The NWU and National Press Photographers Association filed written comments yesterday with the US Copyright Office to create a new procedure to register multiple written works first distributed online. The intent is that the collection of works can be registered for a single fee and with a single application. This proposalwas made in response to a petition initiated by the NWU and our allies.
What does this mean, and why does it matter?
For many years, the NWU and writer organizations with which it’s allied have been lobbying the US Copyright Office to make it feasible and affordable to register copyright in work published online, including Web content, blogs, and posts on social media platforms.
Timely copyright registration of each written work is a prerequisite for being eligible to collect statutory damages or recover legal fees in any copyright-infringement lawsuit. Currently the cost to protect a copyright through the courts is typically so high that few writers can afford to go pursue it.
This means that prohibitively time-consuming registration procedures and exorbitant registration fees for certain types of writing effectively deny writers legal redress for infringement of their copyrights.
Currently, registering a copyright for a website or blog with daily postings or updates requires filling out 365 registration forms (one for a new article or update published on each date) to the tune of $20,075 a year.
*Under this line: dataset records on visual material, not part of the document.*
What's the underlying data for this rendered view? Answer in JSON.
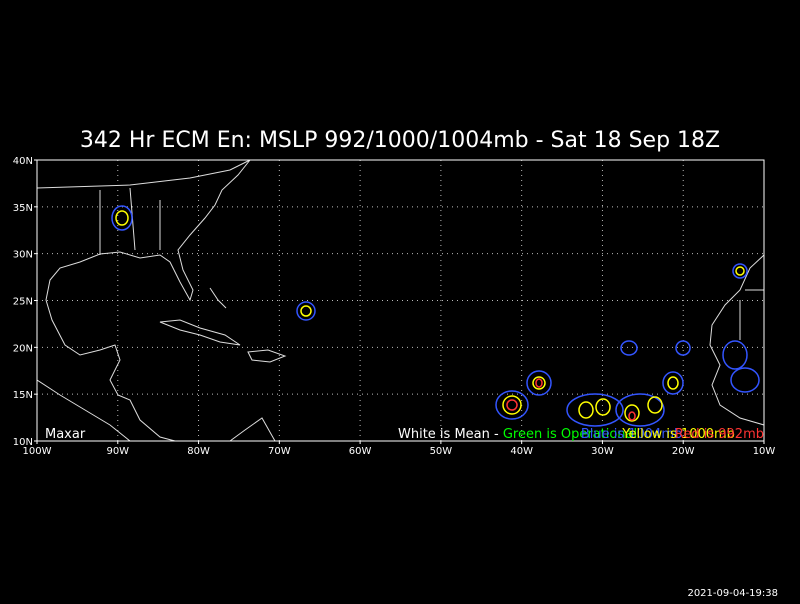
{
  "header": {
    "title": "342 Hr ECM En: MSLP 992/1000/1004mb - Sat 18 Sep 18Z"
  },
  "map": {
    "x_labels": [
      "100W",
      "90W",
      "80W",
      "70W",
      "60W",
      "50W",
      "40W",
      "30W",
      "20W",
      "10W"
    ],
    "y_labels": [
      "40N",
      "35N",
      "30N",
      "25N",
      "20N",
      "15N",
      "10N"
    ],
    "credit": "Maxar",
    "legend": [
      {
        "text": "White is Mean - ",
        "color": "#ffffff"
      },
      {
        "text": "Green is Operational",
        "color": "#00ff00"
      }
    ],
    "legend_overlay": [
      {
        "text": "Blue is 1004mb",
        "color": "#3355ff"
      },
      {
        "text": "Yellow is 1000mb",
        "color": "#ffff00"
      },
      {
        "text": "Red is 992mb",
        "color": "#ff3333"
      }
    ]
  },
  "footer": {
    "timestamp": "2021-09-04-19:38"
  }
}
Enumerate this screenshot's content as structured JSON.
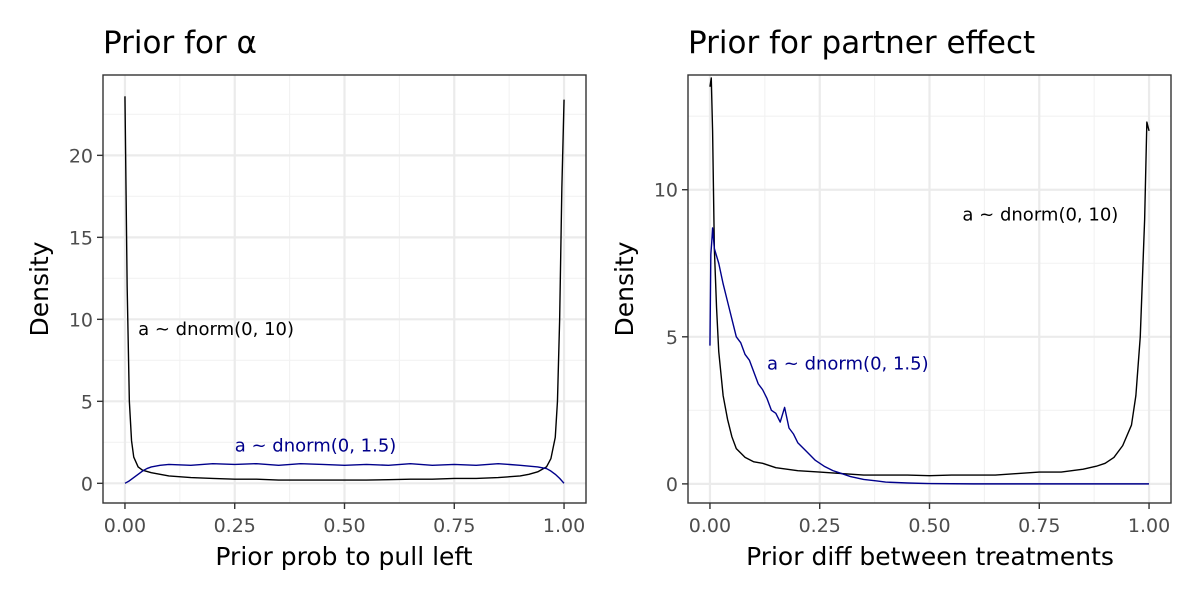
{
  "chart_data": [
    {
      "type": "line",
      "title": "Prior for α",
      "xlabel": "Prior prob to pull left",
      "ylabel": "Density",
      "xlim": [
        -0.05,
        1.05
      ],
      "ylim": [
        -1.2,
        24.9
      ],
      "x_ticks": [
        0,
        0.25,
        0.5,
        0.75,
        1
      ],
      "x_tick_labels": [
        "0.00",
        "0.25",
        "0.50",
        "0.75",
        "1.00"
      ],
      "y_ticks": [
        0,
        5,
        10,
        15,
        20
      ],
      "y_tick_labels": [
        "0",
        "5",
        "10",
        "15",
        "20"
      ],
      "grid": true,
      "theme": "bw",
      "series": [
        {
          "color": "#000000",
          "x": [
            0.0,
            0.005,
            0.01,
            0.015,
            0.02,
            0.03,
            0.04,
            0.06,
            0.08,
            0.1,
            0.15,
            0.2,
            0.25,
            0.3,
            0.35,
            0.4,
            0.45,
            0.5,
            0.55,
            0.6,
            0.65,
            0.7,
            0.75,
            0.8,
            0.85,
            0.9,
            0.92,
            0.94,
            0.96,
            0.97,
            0.98,
            0.985,
            0.99,
            0.995,
            1.0
          ],
          "y": [
            23.6,
            12.0,
            5.0,
            2.6,
            1.6,
            1.0,
            0.8,
            0.65,
            0.55,
            0.45,
            0.35,
            0.3,
            0.25,
            0.25,
            0.2,
            0.2,
            0.2,
            0.2,
            0.2,
            0.22,
            0.25,
            0.25,
            0.3,
            0.3,
            0.35,
            0.45,
            0.55,
            0.7,
            1.0,
            1.5,
            2.8,
            5.0,
            10.0,
            18.0,
            23.4
          ]
        },
        {
          "color": "#00008b",
          "x": [
            0.0,
            0.01,
            0.02,
            0.03,
            0.04,
            0.05,
            0.06,
            0.08,
            0.1,
            0.15,
            0.2,
            0.25,
            0.3,
            0.35,
            0.4,
            0.45,
            0.5,
            0.55,
            0.6,
            0.65,
            0.7,
            0.75,
            0.8,
            0.85,
            0.9,
            0.94,
            0.96,
            0.97,
            0.98,
            0.99,
            1.0
          ],
          "y": [
            0.0,
            0.15,
            0.35,
            0.55,
            0.75,
            0.9,
            1.0,
            1.1,
            1.15,
            1.1,
            1.2,
            1.15,
            1.2,
            1.1,
            1.2,
            1.15,
            1.1,
            1.15,
            1.1,
            1.2,
            1.1,
            1.15,
            1.1,
            1.2,
            1.1,
            1.0,
            0.9,
            0.75,
            0.55,
            0.3,
            0.0
          ]
        }
      ],
      "annotations": [
        {
          "text": "a ~ dnorm(0, 10)",
          "x": 0.03,
          "y": 9.4,
          "color": "#000000"
        },
        {
          "text": "a ~ dnorm(0, 1.5)",
          "x": 0.25,
          "y": 2.3,
          "color": "#00008b"
        }
      ]
    },
    {
      "type": "line",
      "title": "Prior for partner effect",
      "xlabel": "Prior diff between treatments",
      "ylabel": "Density",
      "xlim": [
        -0.05,
        1.05
      ],
      "ylim": [
        -0.65,
        13.9
      ],
      "x_ticks": [
        0,
        0.25,
        0.5,
        0.75,
        1
      ],
      "x_tick_labels": [
        "0.00",
        "0.25",
        "0.50",
        "0.75",
        "1.00"
      ],
      "y_ticks": [
        0,
        5,
        10
      ],
      "y_tick_labels": [
        "0",
        "5",
        "10"
      ],
      "grid": true,
      "theme": "bw",
      "series": [
        {
          "color": "#000000",
          "x": [
            0.0,
            0.003,
            0.006,
            0.01,
            0.015,
            0.02,
            0.03,
            0.04,
            0.05,
            0.06,
            0.08,
            0.1,
            0.12,
            0.15,
            0.2,
            0.25,
            0.3,
            0.35,
            0.4,
            0.45,
            0.5,
            0.55,
            0.6,
            0.65,
            0.7,
            0.75,
            0.8,
            0.85,
            0.88,
            0.9,
            0.92,
            0.94,
            0.96,
            0.97,
            0.98,
            0.99,
            0.995,
            1.0
          ],
          "y": [
            13.5,
            13.8,
            12.0,
            8.0,
            6.0,
            4.5,
            3.0,
            2.2,
            1.6,
            1.2,
            0.9,
            0.75,
            0.7,
            0.55,
            0.45,
            0.4,
            0.35,
            0.3,
            0.3,
            0.3,
            0.28,
            0.3,
            0.3,
            0.3,
            0.35,
            0.4,
            0.4,
            0.5,
            0.6,
            0.7,
            0.9,
            1.3,
            2.0,
            3.0,
            5.0,
            9.0,
            12.3,
            12.0
          ]
        },
        {
          "color": "#00008b",
          "x": [
            0.0,
            0.002,
            0.004,
            0.006,
            0.01,
            0.02,
            0.03,
            0.04,
            0.05,
            0.06,
            0.07,
            0.08,
            0.09,
            0.1,
            0.11,
            0.12,
            0.13,
            0.14,
            0.15,
            0.16,
            0.17,
            0.18,
            0.19,
            0.2,
            0.22,
            0.24,
            0.26,
            0.28,
            0.3,
            0.32,
            0.35,
            0.38,
            0.4,
            0.45,
            0.5,
            0.6,
            0.7,
            0.8,
            0.9,
            1.0
          ],
          "y": [
            4.7,
            7.8,
            8.2,
            8.7,
            8.0,
            7.5,
            6.8,
            6.2,
            5.6,
            5.0,
            4.8,
            4.4,
            4.2,
            3.8,
            3.4,
            3.2,
            2.9,
            2.5,
            2.4,
            2.1,
            2.6,
            1.9,
            1.7,
            1.4,
            1.1,
            0.8,
            0.6,
            0.45,
            0.35,
            0.25,
            0.15,
            0.1,
            0.06,
            0.03,
            0.01,
            0.0,
            0.0,
            0.0,
            0.0,
            0.0
          ]
        }
      ],
      "annotations": [
        {
          "text": "a ~ dnorm(0, 10)",
          "x": 0.575,
          "y": 9.15,
          "color": "#000000"
        },
        {
          "text": "a ~ dnorm(0, 1.5)",
          "x": 0.13,
          "y": 4.1,
          "color": "#00008b"
        }
      ]
    }
  ]
}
As a result, almost no self-published blog or website is registered, which leaves these unregistered online works vulnerable to piracy with de facto impunity.
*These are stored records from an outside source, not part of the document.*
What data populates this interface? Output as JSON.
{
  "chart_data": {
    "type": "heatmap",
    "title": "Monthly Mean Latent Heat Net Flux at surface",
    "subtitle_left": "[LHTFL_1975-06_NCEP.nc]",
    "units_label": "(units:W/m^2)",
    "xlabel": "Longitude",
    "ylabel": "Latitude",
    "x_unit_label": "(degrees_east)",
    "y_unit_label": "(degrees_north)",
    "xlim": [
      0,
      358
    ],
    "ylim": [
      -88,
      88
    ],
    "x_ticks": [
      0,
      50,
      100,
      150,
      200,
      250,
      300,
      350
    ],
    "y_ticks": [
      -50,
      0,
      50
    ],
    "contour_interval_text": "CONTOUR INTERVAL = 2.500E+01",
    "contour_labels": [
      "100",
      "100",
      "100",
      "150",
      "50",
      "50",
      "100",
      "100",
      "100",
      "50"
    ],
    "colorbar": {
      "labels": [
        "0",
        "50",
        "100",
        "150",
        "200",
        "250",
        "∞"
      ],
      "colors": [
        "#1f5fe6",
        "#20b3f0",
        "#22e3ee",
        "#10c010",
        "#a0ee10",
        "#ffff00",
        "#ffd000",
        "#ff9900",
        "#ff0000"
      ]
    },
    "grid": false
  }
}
The Copyright Office proposal would create a simpler (but still burdensome) and cheaper (although still costly) “group registration” option for multiple written works by the same author whose work is first distributed online.
In our comments, we thank the Copyright Office for its action, but suggest small changes that could cut the proposed fee in half; reduce the ambiguity as to which works could be registered through this new procedure; and allow more works (such as those more or less simultaneously published both in print and online) to be included.
We also urge the Copyright Office to act on the other half of our two-part petition, which asks for the creation of a similar group registration option for multiple written works first published in non-periodical print formats.
And we endorse the related comments being submitted by the Authors Guild and the Science Fiction and Fantasy Writers of America (SFWA).